对面的人缓缓起身走到男人身侧,是个娇俏女子模样。
季清禾见过这张脸,他就是穆昊安口中将嫁给庆王为侧妃的女子——穆澄如。
即使平日里过分活泼的女子,在面对如此俊雅高华的男人,也不由收敛脾气,展示美好得体的一面。

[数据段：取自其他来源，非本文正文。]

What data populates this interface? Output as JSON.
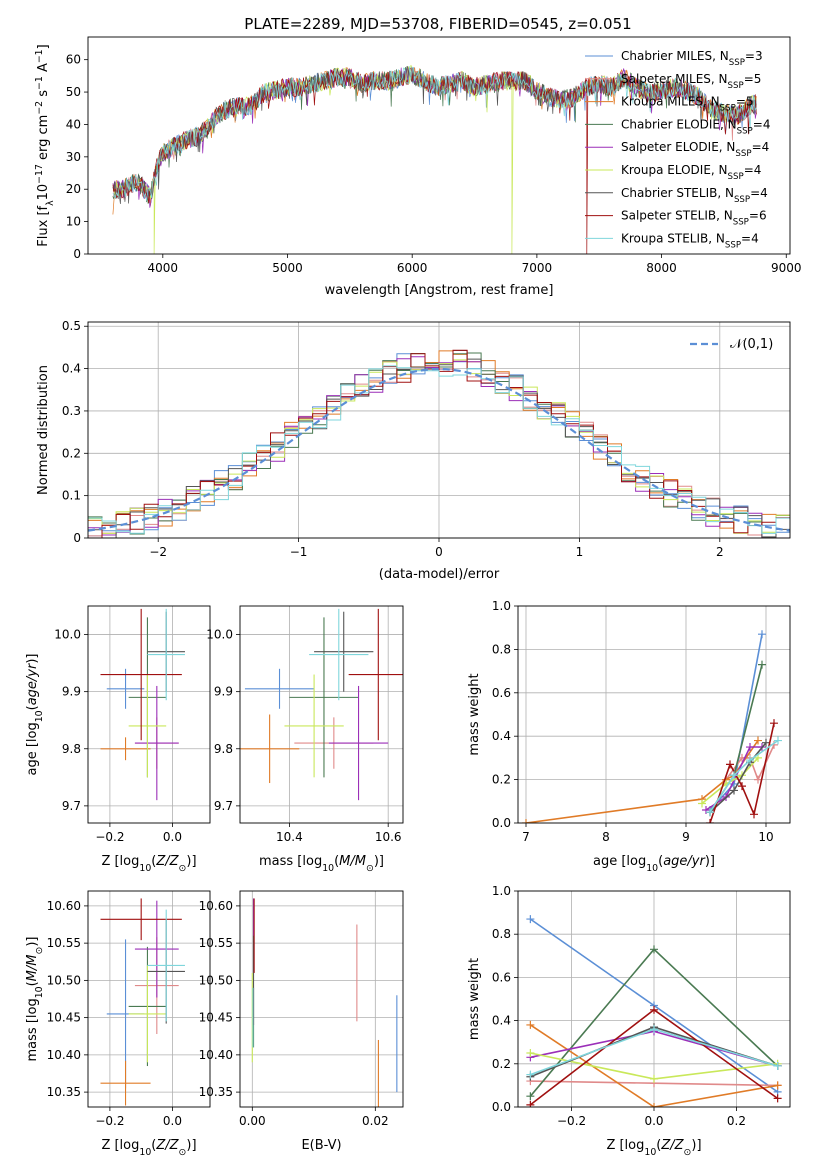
{
  "figure_title": "PLATE=2289, MJD=53708, FIBERID=0545, z=0.051",
  "models": [
    {
      "name": "Chabrier MILES",
      "nssp": "3",
      "color": "#5b8fd6"
    },
    {
      "name": "Salpeter MILES",
      "nssp": "5",
      "color": "#e08a8a"
    },
    {
      "name": "Kroupa MILES",
      "nssp": "5",
      "color": "#e07b27"
    },
    {
      "name": "Chabrier ELODIE",
      "nssp": "4",
      "color": "#4a7a52"
    },
    {
      "name": "Salpeter ELODIE",
      "nssp": "4",
      "color": "#9b2fb8"
    },
    {
      "name": "Kroupa ELODIE",
      "nssp": "4",
      "color": "#c9e85a"
    },
    {
      "name": "Chabrier STELIB",
      "nssp": "4",
      "color": "#555555"
    },
    {
      "name": "Salpeter STELIB",
      "nssp": "6",
      "color": "#a01010"
    },
    {
      "name": "Kroupa STELIB",
      "nssp": "4",
      "color": "#7fd6dc"
    }
  ],
  "chart_data": [
    {
      "id": "spectrum",
      "type": "line",
      "xlabel": "wavelength [Angstrom, rest frame]",
      "ylabel": "Flux [f_λ 10^-17 erg cm^-2 s^-1 A^-1]",
      "xlim": [
        3400,
        9030
      ],
      "ylim": [
        0,
        67
      ],
      "xticks": [
        4000,
        5000,
        6000,
        7000,
        8000,
        9000
      ],
      "yticks": [
        0,
        10,
        20,
        30,
        40,
        50,
        60
      ],
      "grid": false,
      "legend": "top-right",
      "envelope": {
        "x": [
          3600,
          3700,
          3800,
          3900,
          3950,
          4000,
          4100,
          4200,
          4300,
          4400,
          4500,
          4600,
          4700,
          4800,
          4900,
          5000,
          5100,
          5200,
          5300,
          5400,
          5500,
          5600,
          5700,
          5800,
          5900,
          6000,
          6100,
          6200,
          6300,
          6400,
          6500,
          6600,
          6700,
          6800,
          6900,
          7000,
          7100,
          7200,
          7300,
          7400,
          7500,
          7600,
          7700,
          7800,
          7900,
          8000,
          8100,
          8200,
          8300,
          8400,
          8500,
          8600,
          8700,
          8760
        ],
        "y": [
          21,
          22,
          24,
          19,
          28,
          33,
          35,
          37,
          38,
          43,
          46,
          47,
          47,
          51,
          52,
          53,
          53,
          54,
          55,
          56,
          56,
          54,
          55,
          55,
          56,
          57,
          55,
          53,
          54,
          55,
          53,
          54,
          55,
          55,
          55,
          52,
          50,
          49,
          50,
          53,
          54,
          53,
          56,
          53,
          51,
          52,
          53,
          52,
          50,
          46,
          45,
          44,
          47,
          48
        ]
      },
      "dips": [
        {
          "x": 3930,
          "y": 0,
          "model": "Kroupa ELODIE"
        },
        {
          "x": 6800,
          "y": 0,
          "model": "Kroupa ELODIE"
        },
        {
          "x": 7400,
          "y": 0,
          "model": "Salpeter STELIB"
        }
      ]
    },
    {
      "id": "residuals",
      "type": "histogram",
      "xlabel": "(data-model)/error",
      "ylabel": "Normed distribution",
      "xlim": [
        -2.5,
        2.5
      ],
      "ylim": [
        0,
        0.51
      ],
      "xticks": [
        -2,
        -1,
        0,
        1,
        2
      ],
      "yticks": [
        0.0,
        0.1,
        0.2,
        0.3,
        0.4,
        0.5
      ],
      "grid": true,
      "legend": "top-right",
      "reference": {
        "name": "𝒩(0,1)",
        "color": "#5b8fd6",
        "style": "dashed"
      },
      "bin_width": 0.1,
      "bin_start": -2.5
    },
    {
      "id": "age_vs_Z",
      "type": "errorbar",
      "xlabel": "Z [log10(Z/Z☉)]",
      "ylabel": "age [log10(age/yr)]",
      "xlim": [
        -0.27,
        0.12
      ],
      "ylim": [
        9.67,
        10.05
      ],
      "xticks": [
        -0.2,
        0.0
      ],
      "yticks": [
        9.7,
        9.8,
        9.9,
        10.0
      ],
      "points": [
        {
          "model": "Chabrier MILES",
          "x": -0.15,
          "xerr": 0.06,
          "y": 9.905,
          "yerr": 0.035
        },
        {
          "model": "Salpeter MILES",
          "x": -0.05,
          "xerr": 0.07,
          "y": 9.81,
          "yerr": 0.045
        },
        {
          "model": "Kroupa MILES",
          "x": -0.15,
          "xerr": 0.08,
          "y": 9.8,
          "yerr": 0.02
        },
        {
          "model": "Chabrier ELODIE",
          "x": -0.08,
          "xerr": 0.06,
          "y": 9.89,
          "yerr": 0.14
        },
        {
          "model": "Salpeter ELODIE",
          "x": -0.05,
          "xerr": 0.07,
          "y": 9.81,
          "yerr": 0.1
        },
        {
          "model": "Kroupa ELODIE",
          "x": -0.08,
          "xerr": 0.06,
          "y": 9.84,
          "yerr": 0.09
        },
        {
          "model": "Chabrier STELIB",
          "x": -0.02,
          "xerr": 0.06,
          "y": 9.97,
          "yerr": 0.07
        },
        {
          "model": "Salpeter STELIB",
          "x": -0.1,
          "xerr": 0.13,
          "y": 9.93,
          "yerr": 0.115
        },
        {
          "model": "Kroupa STELIB",
          "x": -0.02,
          "xerr": 0.06,
          "y": 9.965,
          "yerr": 0.08
        }
      ]
    },
    {
      "id": "age_vs_mass",
      "type": "errorbar",
      "xlabel": "mass [log10(M/M☉)]",
      "ylabel": "",
      "xlim": [
        10.3,
        10.63
      ],
      "ylim": [
        9.67,
        10.05
      ],
      "xticks": [
        10.4,
        10.6
      ],
      "yticks": [
        9.7,
        9.8,
        9.9,
        10.0
      ],
      "points": [
        {
          "model": "Chabrier MILES",
          "x": 10.38,
          "xerr": 0.07,
          "y": 9.905,
          "yerr": 0.035
        },
        {
          "model": "Salpeter MILES",
          "x": 10.49,
          "xerr": 0.08,
          "y": 9.81,
          "yerr": 0.045
        },
        {
          "model": "Kroupa MILES",
          "x": 10.36,
          "xerr": 0.06,
          "y": 9.8,
          "yerr": 0.06
        },
        {
          "model": "Chabrier ELODIE",
          "x": 10.47,
          "xerr": 0.07,
          "y": 9.89,
          "yerr": 0.14
        },
        {
          "model": "Salpeter ELODIE",
          "x": 10.54,
          "xerr": 0.06,
          "y": 9.81,
          "yerr": 0.1
        },
        {
          "model": "Kroupa ELODIE",
          "x": 10.45,
          "xerr": 0.06,
          "y": 9.84,
          "yerr": 0.09
        },
        {
          "model": "Chabrier STELIB",
          "x": 10.51,
          "xerr": 0.06,
          "y": 9.97,
          "yerr": 0.07
        },
        {
          "model": "Salpeter STELIB",
          "x": 10.58,
          "xerr": 0.06,
          "y": 9.93,
          "yerr": 0.115
        },
        {
          "model": "Kroupa STELIB",
          "x": 10.5,
          "xerr": 0.06,
          "y": 9.965,
          "yerr": 0.08
        }
      ]
    },
    {
      "id": "weight_vs_age",
      "type": "line",
      "xlabel": "age [log10(age/yr)]",
      "ylabel": "mass weight",
      "xlim": [
        6.9,
        10.3
      ],
      "ylim": [
        0,
        1.0
      ],
      "xticks": [
        7,
        8,
        9,
        10
      ],
      "yticks": [
        0.0,
        0.2,
        0.4,
        0.6,
        0.8,
        1.0
      ],
      "series": [
        {
          "model": "Chabrier MILES",
          "x": [
            9.3,
            9.6,
            9.95
          ],
          "y": [
            0.06,
            0.18,
            0.87
          ]
        },
        {
          "model": "Salpeter MILES",
          "x": [
            9.5,
            9.7,
            9.8,
            9.9,
            10.1
          ],
          "y": [
            0.2,
            0.3,
            0.3,
            0.2,
            0.36
          ]
        },
        {
          "model": "Kroupa MILES",
          "x": [
            7.0,
            9.2,
            9.5,
            9.6,
            9.9
          ],
          "y": [
            0.0,
            0.11,
            0.2,
            0.22,
            0.38
          ]
        },
        {
          "model": "Chabrier ELODIE",
          "x": [
            9.3,
            9.6,
            9.95
          ],
          "y": [
            0.05,
            0.22,
            0.73
          ]
        },
        {
          "model": "Salpeter ELODIE",
          "x": [
            9.25,
            9.5,
            9.8,
            9.95
          ],
          "y": [
            0.06,
            0.12,
            0.35,
            0.35
          ]
        },
        {
          "model": "Kroupa ELODIE",
          "x": [
            9.2,
            9.5,
            9.7,
            9.9
          ],
          "y": [
            0.09,
            0.18,
            0.22,
            0.3
          ]
        },
        {
          "model": "Chabrier STELIB",
          "x": [
            9.3,
            9.6,
            9.8,
            10.0
          ],
          "y": [
            0.05,
            0.15,
            0.28,
            0.37
          ]
        },
        {
          "model": "Salpeter STELIB",
          "x": [
            9.3,
            9.55,
            9.7,
            9.85,
            10.1
          ],
          "y": [
            0.0,
            0.27,
            0.17,
            0.04,
            0.46
          ]
        },
        {
          "model": "Kroupa STELIB",
          "x": [
            9.3,
            9.6,
            9.8,
            10.15
          ],
          "y": [
            0.05,
            0.22,
            0.29,
            0.38
          ]
        }
      ]
    },
    {
      "id": "mass_vs_Z",
      "type": "errorbar",
      "xlabel": "Z [log10(Z/Z☉)]",
      "ylabel": "mass [log10(M/M☉)]",
      "xlim": [
        -0.27,
        0.12
      ],
      "ylim": [
        10.33,
        10.62
      ],
      "xticks": [
        -0.2,
        0.0
      ],
      "yticks": [
        10.35,
        10.4,
        10.45,
        10.5,
        10.55,
        10.6
      ],
      "points": [
        {
          "model": "Chabrier MILES",
          "x": -0.15,
          "xerr": 0.06,
          "y": 10.455,
          "yerr": 0.1
        },
        {
          "model": "Salpeter MILES",
          "x": -0.05,
          "xerr": 0.07,
          "y": 10.493,
          "yerr": 0.065
        },
        {
          "model": "Kroupa MILES",
          "x": -0.15,
          "xerr": 0.08,
          "y": 10.362,
          "yerr": 0.03
        },
        {
          "model": "Chabrier ELODIE",
          "x": -0.08,
          "xerr": 0.06,
          "y": 10.465,
          "yerr": 0.08
        },
        {
          "model": "Salpeter ELODIE",
          "x": -0.05,
          "xerr": 0.07,
          "y": 10.542,
          "yerr": 0.065
        },
        {
          "model": "Kroupa ELODIE",
          "x": -0.08,
          "xerr": 0.06,
          "y": 10.455,
          "yerr": 0.065
        },
        {
          "model": "Chabrier STELIB",
          "x": -0.02,
          "xerr": 0.06,
          "y": 10.512,
          "yerr": 0.07
        },
        {
          "model": "Salpeter STELIB",
          "x": -0.1,
          "xerr": 0.13,
          "y": 10.582,
          "yerr": 0.028
        },
        {
          "model": "Kroupa STELIB",
          "x": -0.02,
          "xerr": 0.06,
          "y": 10.52,
          "yerr": 0.075
        }
      ]
    },
    {
      "id": "mass_vs_EBV",
      "type": "errorbar",
      "xlabel": "E(B-V)",
      "ylabel": "",
      "xlim": [
        -0.002,
        0.0245
      ],
      "ylim": [
        10.33,
        10.62
      ],
      "xticks": [
        0.0,
        0.02
      ],
      "yticks": [
        10.35,
        10.4,
        10.45,
        10.5,
        10.55,
        10.6
      ],
      "points": [
        {
          "model": "Chabrier MILES",
          "x": 0.0235,
          "xerr": 0,
          "y": 10.415,
          "yerr": 0.065
        },
        {
          "model": "Salpeter MILES",
          "x": 0.017,
          "xerr": 0,
          "y": 10.51,
          "yerr": 0.065
        },
        {
          "model": "Kroupa MILES",
          "x": 0.0205,
          "xerr": 0,
          "y": 10.37,
          "yerr": 0.05
        },
        {
          "model": "Chabrier ELODIE",
          "x": 0.0002,
          "xerr": 0,
          "y": 10.45,
          "yerr": 0.04
        },
        {
          "model": "Salpeter ELODIE",
          "x": 0.0002,
          "xerr": 0,
          "y": 10.56,
          "yerr": 0.05
        },
        {
          "model": "Kroupa ELODIE",
          "x": 0.0,
          "xerr": 0,
          "y": 10.45,
          "yerr": 0.06
        },
        {
          "model": "Chabrier STELIB",
          "x": 0.0002,
          "xerr": 0,
          "y": 10.5,
          "yerr": 0.06
        },
        {
          "model": "Salpeter STELIB",
          "x": 0.0003,
          "xerr": 0,
          "y": 10.56,
          "yerr": 0.05
        },
        {
          "model": "Kroupa STELIB",
          "x": 0.0001,
          "xerr": 0,
          "y": 10.45,
          "yerr": 0.04
        }
      ]
    },
    {
      "id": "weight_vs_Z",
      "type": "line",
      "xlabel": "Z [log10(Z/Z☉)]",
      "ylabel": "mass weight",
      "xlim": [
        -0.33,
        0.33
      ],
      "ylim": [
        0,
        1.0
      ],
      "xticks": [
        -0.2,
        0.0,
        0.2
      ],
      "yticks": [
        0.0,
        0.2,
        0.4,
        0.6,
        0.8,
        1.0
      ],
      "series": [
        {
          "model": "Chabrier MILES",
          "x": [
            -0.3,
            0.0,
            0.3
          ],
          "y": [
            0.87,
            0.47,
            0.07
          ]
        },
        {
          "model": "Salpeter MILES",
          "x": [
            -0.3,
            0.0,
            0.3
          ],
          "y": [
            0.12,
            0.11,
            0.1
          ]
        },
        {
          "model": "Kroupa MILES",
          "x": [
            -0.3,
            0.0,
            0.3
          ],
          "y": [
            0.38,
            0.0,
            0.1
          ]
        },
        {
          "model": "Chabrier ELODIE",
          "x": [
            -0.3,
            0.0,
            0.3
          ],
          "y": [
            0.05,
            0.73,
            0.19
          ]
        },
        {
          "model": "Salpeter ELODIE",
          "x": [
            -0.3,
            0.0,
            0.3
          ],
          "y": [
            0.23,
            0.35,
            0.19
          ]
        },
        {
          "model": "Kroupa ELODIE",
          "x": [
            -0.3,
            0.0,
            0.3
          ],
          "y": [
            0.25,
            0.13,
            0.2
          ]
        },
        {
          "model": "Chabrier STELIB",
          "x": [
            -0.3,
            0.0,
            0.3
          ],
          "y": [
            0.14,
            0.37,
            0.19
          ]
        },
        {
          "model": "Salpeter STELIB",
          "x": [
            -0.3,
            0.0,
            0.3
          ],
          "y": [
            0.01,
            0.45,
            0.04
          ]
        },
        {
          "model": "Kroupa STELIB",
          "x": [
            -0.3,
            0.0,
            0.3
          ],
          "y": [
            0.15,
            0.36,
            0.19
          ]
        }
      ]
    }
  ]
}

她红着一张脸,腼腆敬酒,眼里泛着无尽的仰慕与难掩的羞涩。
虽只能看到那人下颌的轮廓,季清禾却知他在笑!
很给对方面子,男人一饮而尽。
穆澄如脸颊更红了,欲语还休,一步三盼的回了自己座位。
如果说季清禾原还抱有一丝期望,可事实却给了他迎头痛击。
似乎察觉到楼下如炬的目光,那人回头望向他们。
真是庆王!
真是他……
季清禾匍匐在他脚边,几乎卑微到尘土里了。
楼雁回半蹲在地,去扶的手僵在原地。
隔了足有四五息,他才不确定般重新开口。
“你说什么?”
楼雁回语气不算凶,但气势很强。
明显是听见了,听清了,但还要再问一次。
若放旁人身上,怕是早已闭嘴不,不敢火上浇油。
偏季清禾喝了酒,胆子越发的大。
似乎以为对方不相信他的诚心,于是真重复了一遍。
“学生祝您喜结良缘…百年好合,早生……”
“季清禾!”
楼雁回怒不可遏,深邃的五官阴云密布,与平日派若两人。
也许这才是他本来的模样。凶悍,凌厉。
只是他以前一直隐藏的很好。
大手掐上了季清禾的下颌,逼得他正视自己。
季清禾不由抖了一下,睫毛在眼下晕出一层化不开的阴影,密密稠稠。
上回见对方发脾气还是在百花楼。不开眼的家伙想伤他,结果被这人要了半条命。
这些时日的和睦相处,都叫自己快忘了庆王凶名在外。
季清禾脖颈修长,饮过酒后透着一抹让人想要凌虐的淡粉。
手指艰难掰着脖上的手腕,指尖小小的月牙已然泛白。
发红的眼尾连睫毛都是湿漉漉的,唯那双眼不屈的瞪着,在烛火中不断跳动。
楼雁回呼吸渐重,总是挂笑的嘴角终于沉到谷底。
下巴被箍得发麻,腮帮子疼的厉害。
季清禾知道楼雁回真生气了,可他梗着脖子半点没躲。